Mírese el clip como una microforma fílmica, con la característica basal de ser construida generalmente sobre una canción (pudiendo ser varias), de modo que funciona como mundo audiovisual propuesto y sugerido por dicha canción, y desarrollado actualmente bajo la égida de la promoción y venta musicales.
Por otra parte, aun siendo una «microforma fílmica», se conoce el papel desempeñado por la televisión, como ahora internet, como medios para su gran desarrollo, imposible de haberse realizado con tal magnitud en el cine tradicional y sus circuitos. No por ello estos dejan de constituir filmaciones (ficcionales actuadas, animadas, documentales o híbridas).
La pregunta sobre sus valores artísticos se relaciona indisolublemente con la mencionada «esencia» promocional comercial.
Quede aclarado antes que, parafraseando un sabio refrán, «Una golondrina no compone verano», o «Una novela no hace novelística». Puede generalizarse que un clip «político» o artístico-cultural no establece una modalidad propiamente artística.

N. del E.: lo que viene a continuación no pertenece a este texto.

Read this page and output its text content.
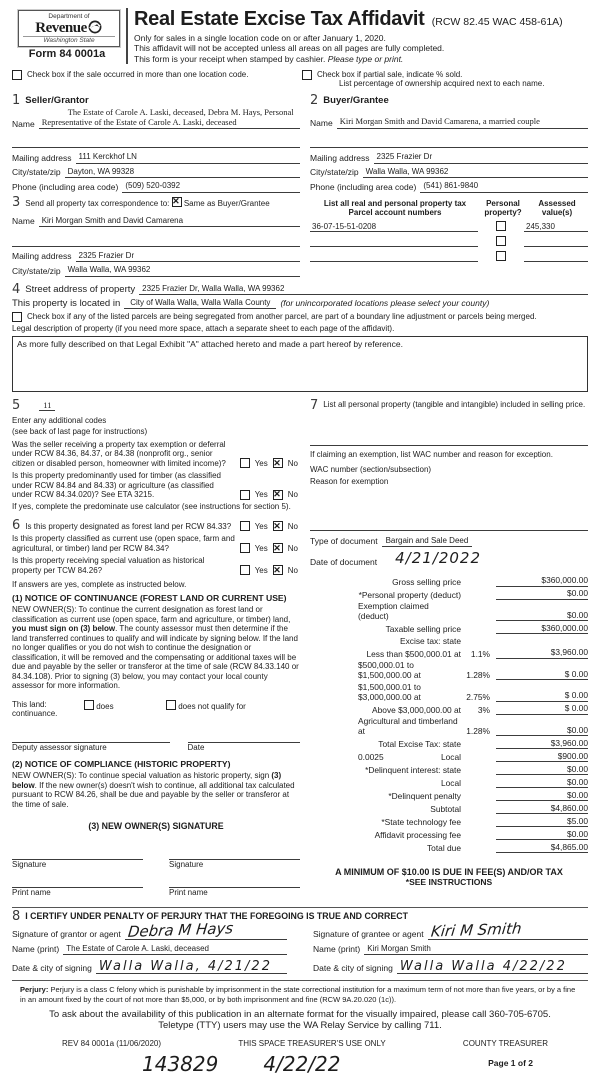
Department of
Revenue
Washington State
Form 84 0001a
Real Estate Excise Tax Affidavit (RCW 82.45 WAC 458-61A)
Only for sales in a single location code on or after January 1, 2020.
This affidavit will not be accepted unless all areas on all pages are fully completed.
This form is your receipt when stamped by cashier. Please type or print.
Check box if the sale occurred in more than one location code.	Check box if partial sale, indicate % sold.
List percentage of ownership acquired next to each name.
1 Seller/Grantor
Name
The Estate of Carole A. Laski, deceased, Debra M. Hays, Personal
Representative of the Estate of Carole A. Laski, deceased
Mailing address 111 Kerckhof LN
City/state/zip Dayton, WA 99328
Phone (including area code) (509) 520-0392
2 Buyer/Grantee
Name Kiri Morgan Smith and David Camarena, a married couple
Mailing address 2325 Frazier Dr
City/state/zip Walla Walla, WA 99362
Phone (including area code) (541) 861-9840
3 Send all property tax correspondence to: ✕ Same as Buyer/Grantee
Name Kiri Morgan Smith and David Camarena
Mailing address 2325 Frazier Dr
City/state/zip Walla Walla, WA 99362
List all real and personal property tax
Parcel account numbers
Personal
property?
Assessed
value(s)
36-07-15-51-0208	245,330
4 Street address of property 2325 Frazier Dr, Walla Walla, WA 99362
This property is located in	City of Walla Walla, Walla Walla County	(for unincorporated locations please select your county)
Check box if any of the listed parcels are being segregated from another parcel, are part of a boundary line adjustment or parcels being merged.
Legal description of property (if you need more space, attach a separate sheet to each page of the affidavit).
As more fully described on that Legal Exhibit "A" attached hereto and made a part hereof by reference.
5	11
Enter any additional codes
(see back of last page for instructions)
Was the seller receiving a property tax exemption or deferral under RCW 84.36, 84.37, or 84.38 (nonprofit org., senior citizen or disabled person, homeowner with limited income)?	Yes ✕	No
Is this property predominantly used for timber (as classified under RCW 84.84 and 84.33) or agriculture (as classified under RCW 84.34.020)? See ETA 3215.	Yes ✕	No
If yes, complete the predominate use calculator (see instructions for section 5).
6 Is this property designated as forest land per RCW 84.33?	Yes ✕	No
Is this property classified as current use (open space, farm and agricultural, or timber) land per RCW 84.34?	Yes ✕	No
Is this property receiving special valuation as historical property per TCW 84.26?	Yes ✕	No
If answers are yes, complete as instructed below.
(1) NOTICE OF CONTINUANCE (FOREST LAND OR CURRENT USE)
NEW OWNER(S): To continue the current designation as forest land or classification as current use (open space, farm and agriculture, or timber) land, you must sign on (3) below. The county assessor must then determine if the land transferred continues to qualify and will indicate by signing below. If the land no longer qualifies or you do not wish to continue the designation or classification, it will be removed and the compensating or additional taxes will be due and payable by the seller or transferor at the time of sale (RCW 84.33.140 or 84.34.108). Prior to signing (3) below, you may contact your local county assessor for more information.
This land:
continuance.
does	does not qualify for
Deputy assessor signature	Date
(2) NOTICE OF COMPLIANCE (HISTORIC PROPERTY)
NEW OWNER(S): To continue special valuation as historic property, sign (3) below. If the new owner(s) doesn't wish to continue, all additional tax calculated pursuant to RCW 84.26, shall be due and payable by the seller or transferor at the time of sale.
(3) NEW OWNER(S) SIGNATURE
Signature	Signature
Print name	Print name
7 List all personal property (tangible and intangible) included in selling price.
If claiming an exemption, list WAC number and reason for exception.
WAC number (section/subsection)
Reason for exemption
Type of document	Bargain and Sale Deed
Date of document 4/21/2022
Gross selling price	$360,000.00
*Personal property (deduct)	$0.00
Exemption claimed (deduct)	$0.00
Taxable selling price	$360,000.00
Excise tax: state
Less than $500,000.01 at	1.1%	$3,960.00
$500,000.01 to $1,500,000.00 at	1.28%	$ 0.00
$1,500,000.01 to $3,000,000.00 at	2.75%	$ 0.00
Above $3,000,000.00 at	3%	$ 0.00
Agricultural and timberland at	1.28%	$0.00
Total Excise Tax: state	$3,960.00
0.0025	Local	$900.00
*Delinquent interest: state	$0.00
Local	$0.00
*Delinquent penalty	$0.00
Subtotal	$4,860.00
*State technology fee	$5.00
Affidavit processing fee	$0.00
Total due	$4,865.00
A MINIMUM OF $10.00 IS DUE IN FEE(S) AND/OR TAX
*SEE INSTRUCTIONS
8 I CERTIFY UNDER PENALTY OF PERJURY THAT THE FOREGOING IS TRUE AND CORRECT
Signature of grantor or agent Debra M Hays
Name (print) The Estate of Carole A. Laski, deceased
Date & city of signing Walla Walla, 4/21/22
Signature of grantee or agent Kiri M Smith
Name (print) Kiri Morgan Smith
Date & city of signing Walla Walla 4/22/22
Perjury: Perjury is a class C felony which is punishable by imprisonment in the state correctional institution for a maximum term of not more than five years, or by a fine in an amount fixed by the court of not more than $5,000, or by both imprisonment and fine (RCW 9A.20.020 (1c)).
To ask about the availability of this publication in an alternate format for the visually impaired, please call 360-705-6705.
Teletype (TTY) users may use the WA Relay Service by calling 711.
REV 84 0001a (11/06/2020)	THIS SPACE TREASURER'S USE ONLY	COUNTY TREASURER
143829 4/22/22	Page 1 of 2
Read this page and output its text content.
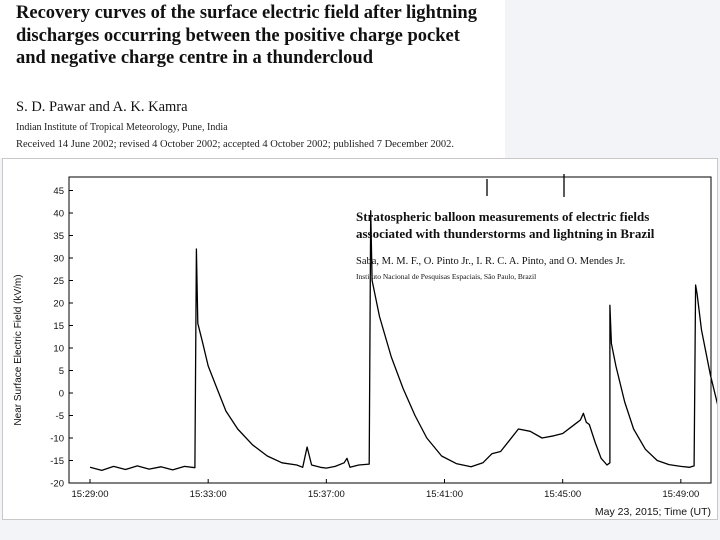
Recovery curves of the surface electric field after lightning discharges occurring between the positive charge pocket and negative charge centre in a thundercloud
S. D. Pawar and A. K. Kamra
Indian Institute of Tropical Meteorology, Pune, India
Received 14 June 2002; revised 4 October 2002; accepted 4 October 2002; published 7 December 2002.
45
40
35
30
25
20
15
10
5
0
-5
-10
-15
-20
15:29:00	15:33:00	15:37:00	15:41:00	15:45:00	15:49:00
Near Surface Electric Field (kV/m)
May 23, 2015; Time (UT)
Stratospheric balloon measurements of electric fields associated with thunderstorms and lightning in Brazil
Saba, M. M. F., O. Pinto Jr., I. R. C. A. Pinto, and O. Mendes Jr.
Instituto Nacional de Pesquisas Espaciais, São Paulo, Brazil
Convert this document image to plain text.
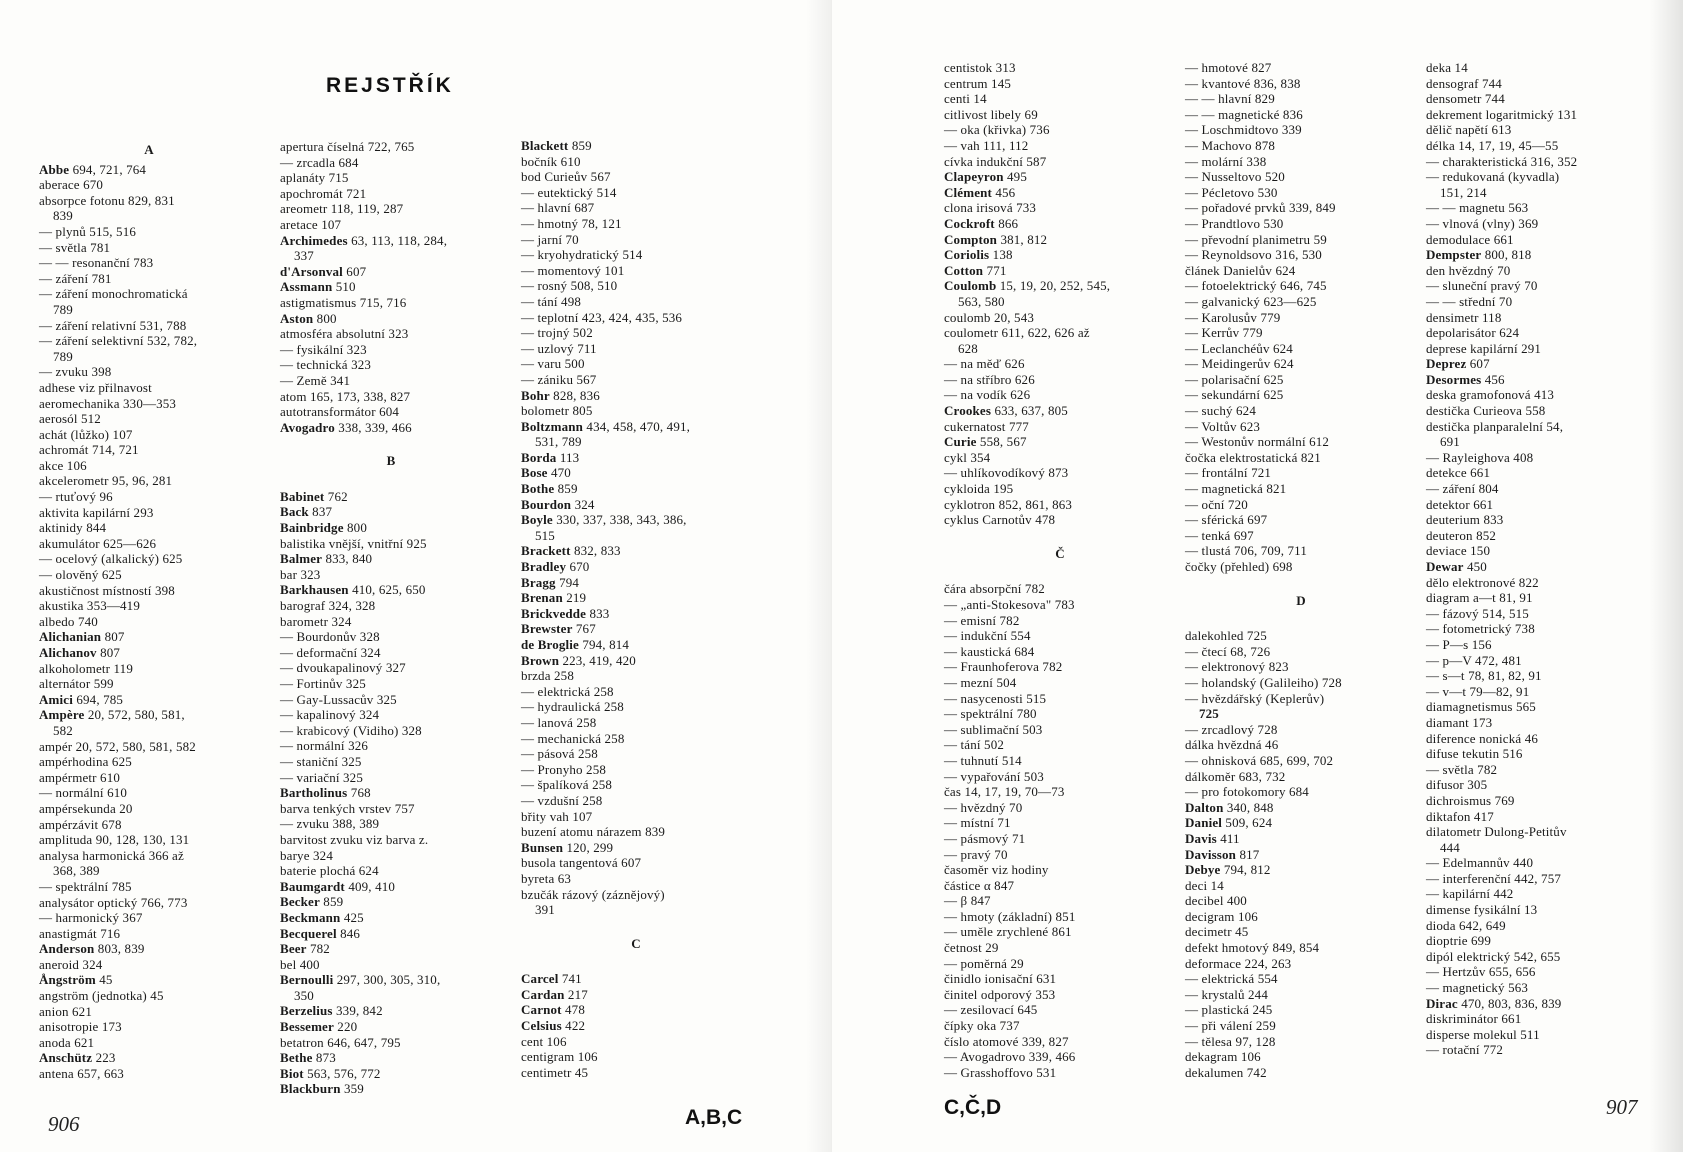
REJSTŘÍK
A
Abbe 694, 721, 764
aberace 670
absorpce fotonu 829, 831
839
— plynů 515, 516
— světla 781
— — resonanční 783
— záření 781
— záření monochromatická
789
— záření relativní 531, 788
— záření selektivní 532, 782,
789
— zvuku 398
adhese viz přilnavost
aeromechanika 330—353
aerosól 512
achát (lůžko) 107
achromát 714, 721
akce 106
akcelerometr 95, 96, 281
— rtuťový 96
aktivita kapilární 293
aktinidy 844
akumulátor 625—626
— ocelový (alkalický) 625
— olověný 625
akustičnost místností 398
akustika 353—419
albedo 740
Alichanian 807
Alichanov 807
alkoholometr 119
alternátor 599
Amici 694, 785
Ampère 20, 572, 580, 581,
582
ampér 20, 572, 580, 581, 582
ampérhodina 625
ampérmetr 610
— normální 610
ampérsekunda 20
ampérzávit 678
amplituda 90, 128, 130, 131
analysa harmonická 366 až
368, 389
— spektrální 785
analysátor optický 766, 773
— harmonický 367
anastigmát 716
Anderson 803, 839
aneroid 324
Ångström 45
angström (jednotka) 45
anion 621
anisotropie 173
anoda 621
Anschütz 223
antena 657, 663
apertura číselná 722, 765
— zrcadla 684
aplanáty 715
apochromát 721
areometr 118, 119, 287
aretace 107
Archimedes 63, 113, 118, 284,
337
d'Arsonval 607
Assmann 510
astigmatismus 715, 716
Aston 800
atmosféra absolutní 323
— fysikální 323
— technická 323
— Země 341
atom 165, 173, 338, 827
autotransformátor 604
Avogadro 338, 339, 466
B
Babinet 762
Back 837
Bainbridge 800
balistika vnější, vnitřní 925
Balmer 833, 840
bar 323
Barkhausen 410, 625, 650
barograf 324, 328
barometr 324
— Bourdonův 328
— deformační 324
— dvoukapalinový 327
— Fortinův 325
— Gay-Lussacův 325
— kapalinový 324
— krabicový (Vidiho) 328
— normální 326
— staniční 325
— variační 325
Bartholinus 768
barva tenkých vrstev 757
— zvuku 388, 389
barvitost zvuku viz barva z.
barye 324
baterie plochá 624
Baumgardt 409, 410
Becker 859
Beckmann 425
Becquerel 846
Beer 782
bel 400
Bernoulli 297, 300, 305, 310,
350
Berzelius 339, 842
Bessemer 220
betatron 646, 647, 795
Bethe 873
Biot 563, 576, 772
Blackburn 359
Blackett 859
bočník 610
bod Curieův 567
— eutektický 514
— hlavní 687
— hmotný 78, 121
— jarní 70
— kryohydratický 514
— momentový 101
— rosný 508, 510
— tání 498
— teplotní 423, 424, 435, 536
— trojný 502
— uzlový 711
— varu 500
— zániku 567
Bohr 828, 836
bolometr 805
Boltzmann 434, 458, 470, 491,
531, 789
Borda 113
Bose 470
Bothe 859
Bourdon 324
Boyle 330, 337, 338, 343, 386,
515
Brackett 832, 833
Bradley 670
Bragg 794
Brenan 219
Brickvedde 833
Brewster 767
de Broglie 794, 814
Brown 223, 419, 420
brzda 258
— elektrická 258
— hydraulická 258
— lanová 258
— mechanická 258
— pásová 258
— Pronyho 258
— špalíková 258
— vzdušní 258
břity vah 107
buzení atomu nárazem 839
Bunsen 120, 299
busola tangentová 607
byreta 63
bzučák rázový (záznějový)
391
C
Carcel 741
Cardan 217
Carnot 478
Celsius 422
cent 106
centigram 106
centimetr 45
906	A,B,C
centistok 313
centrum 145
centi 14
citlivost libely 69
— oka (křivka) 736
— vah 111, 112
cívka indukční 587
Clapeyron 495
Clément 456
clona irisová 733
Cockroft 866
Compton 381, 812
Coriolis 138
Cotton 771
Coulomb 15, 19, 20, 252, 545,
563, 580
coulomb 20, 543
coulometr 611, 622, 626 až
628
— na měď 626
— na stříbro 626
— na vodík 626
Crookes 633, 637, 805
cukernatost 777
Curie 558, 567
cykl 354
— uhlíkovodíkový 873
cykloida 195
cyklotron 852, 861, 863
cyklus Carnotův 478
Č
čára absorpční 782
— „anti-Stokesova" 783
— emisní 782
— indukční 554
— kaustická 684
— Fraunhoferova 782
— mezní 504
— nasycenosti 515
— spektrální 780
— sublimační 503
— tání 502
— tuhnutí 514
— vypařování 503
čas 14, 17, 19, 70—73
— hvězdný 70
— místní 71
— pásmový 71
— pravý 70
časoměr viz hodiny
částice α 847
— β 847
— hmoty (základní) 851
— uměle zrychlené 861
četnost 29
— poměrná 29
činidlo ionisační 631
činitel odporový 353
— zesilovací 645
čípky oka 737
číslo atomové 339, 827
— Avogadrovo 339, 466
— Grasshoffovo 531
— hmotové 827
— kvantové 836, 838
— — hlavní 829
— — magnetické 836
— Loschmidtovo 339
— Machovo 878
— molární 338
— Nusseltovo 520
— Pécletovo 530
— pořadové prvků 339, 849
— Prandtlovo 530
— převodní planimetru 59
— Reynoldsovo 316, 530
článek Danielův 624
— fotoelektrický 646, 745
— galvanický 623—625
— Karolusův 779
— Kerrův 779
— Leclanchéův 624
— Meidingerův 624
— polarisační 625
— sekundární 625
— suchý 624
— Voltův 623
— Westonův normální 612
čočka elektrostatická 821
— frontální 721
— magnetická 821
— oční 720
— sférická 697
— tenká 697
— tlustá 706, 709, 711
čočky (přehled) 698
D
dalekohled 725
— čtecí 68, 726
— elektronový 823
— holandský (Galileiho) 728
— hvězdářský (Keplerův)
725
— zrcadlový 728
dálka hvězdná 46
— ohnisková 685, 699, 702
dálkoměr 683, 732
— pro fotokomory 684
Dalton 340, 848
Daniel 509, 624
Davis 411
Davisson 817
Debye 794, 812
deci 14
decibel 400
decigram 106
decimetr 45
defekt hmotový 849, 854
deformace 224, 263
— elektrická 554
— krystalů 244
— plastická 245
— při válení 259
— tělesa 97, 128
dekagram 106
dekalumen 742
deka 14
densograf 744
densometr 744
dekrement logaritmický 131
dělič napětí 613
délka 14, 17, 19, 45—55
— charakteristická 316, 352
— redukovaná (kyvadla)
151, 214
— — magnetu 563
— vlnová (vlny) 369
demodulace 661
Dempster 800, 818
den hvězdný 70
— sluneční pravý 70
— — střední 70
densimetr 118
depolarisátor 624
deprese kapilární 291
Deprez 607
Desormes 456
deska gramofonová 413
destička Curieova 558
destička planparalelní 54,
691
— Rayleighova 408
detekce 661
— záření 804
detektor 661
deuterium 833
deuteron 852
deviace 150
Dewar 450
dělo elektronové 822
diagram a—t 81, 91
— fázový 514, 515
— fotometrický 738
— P—s 156
— p—V 472, 481
— s—t 78, 81, 82, 91
— v—t 79—82, 91
diamagnetismus 565
diamant 173
diference nonická 46
difuse tekutin 516
— světla 782
difusor 305
dichroismus 769
diktafon 417
dilatometr Dulong-Petitův
444
— Edelmannův 440
— interferenční 442, 757
— kapilární 442
dimense fysikální 13
dioda 642, 649
dioptrie 699
dipól elektrický 542, 655
— Hertzův 655, 656
— magnetický 563
Dirac 470, 803, 836, 839
diskriminátor 661
disperse molekul 511
— rotační 772
907
C,Č,D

Ahora bien, los videoclips nacieron y continúan básicamente marcados por la promoción comercial de la canción, disco o grupo. Como cada obra de arte, cada rama del arte y el universo del arte en general demanda y goza del privilegio de la experiencia estética, el privilegio del objetivo promocional-comercial tiende a obstaculizar la «consagración» del videoclip como arte.
Ello no significa que tenga que carecer de valores estéticos. No es lo mismo artisticidad que esteticidad; y si aquella supone a esta, no se cumple lo inverso. En principio, se supone que la experiencia y el valor estéticos estén presentes de por sí en los valores musicales de la canción que se promueve, pero, mejor aún, su integridad audiovisual puede favorecer intensamente la experiencia estética aun sin institucionalizarse (historia, cultura, sociedad) como arte propiamente dicho.
Aparte de los que sí han sido realizados procurando los máximos logros estéticos, lamentablemente lo menos común, ¿qué puede impedir que surjan movimientos, escuelas, tendencias dedicadas al clip propiamente artístico, microformas audiovisuales artísticas sustentadas en una canción o lo musical? ¿Qué impide un movimiento generalizado, abundante e intenso, de clips basado en lieder de Schubert, cantos barrocos, canciones tradicionales o de la trova con la intencionalidad básicamente artística? Solo los hábitos y condicionamientos socioculturales.
Subrayamos con ello la perspectiva del videoclip como la microforma fílmica que, junto al cine musical y la «música visual», caracterizan el privilegio de lo musical en el universo audiovisual, sin que se ignoren otras formas de tal privilegio, como el videodanza.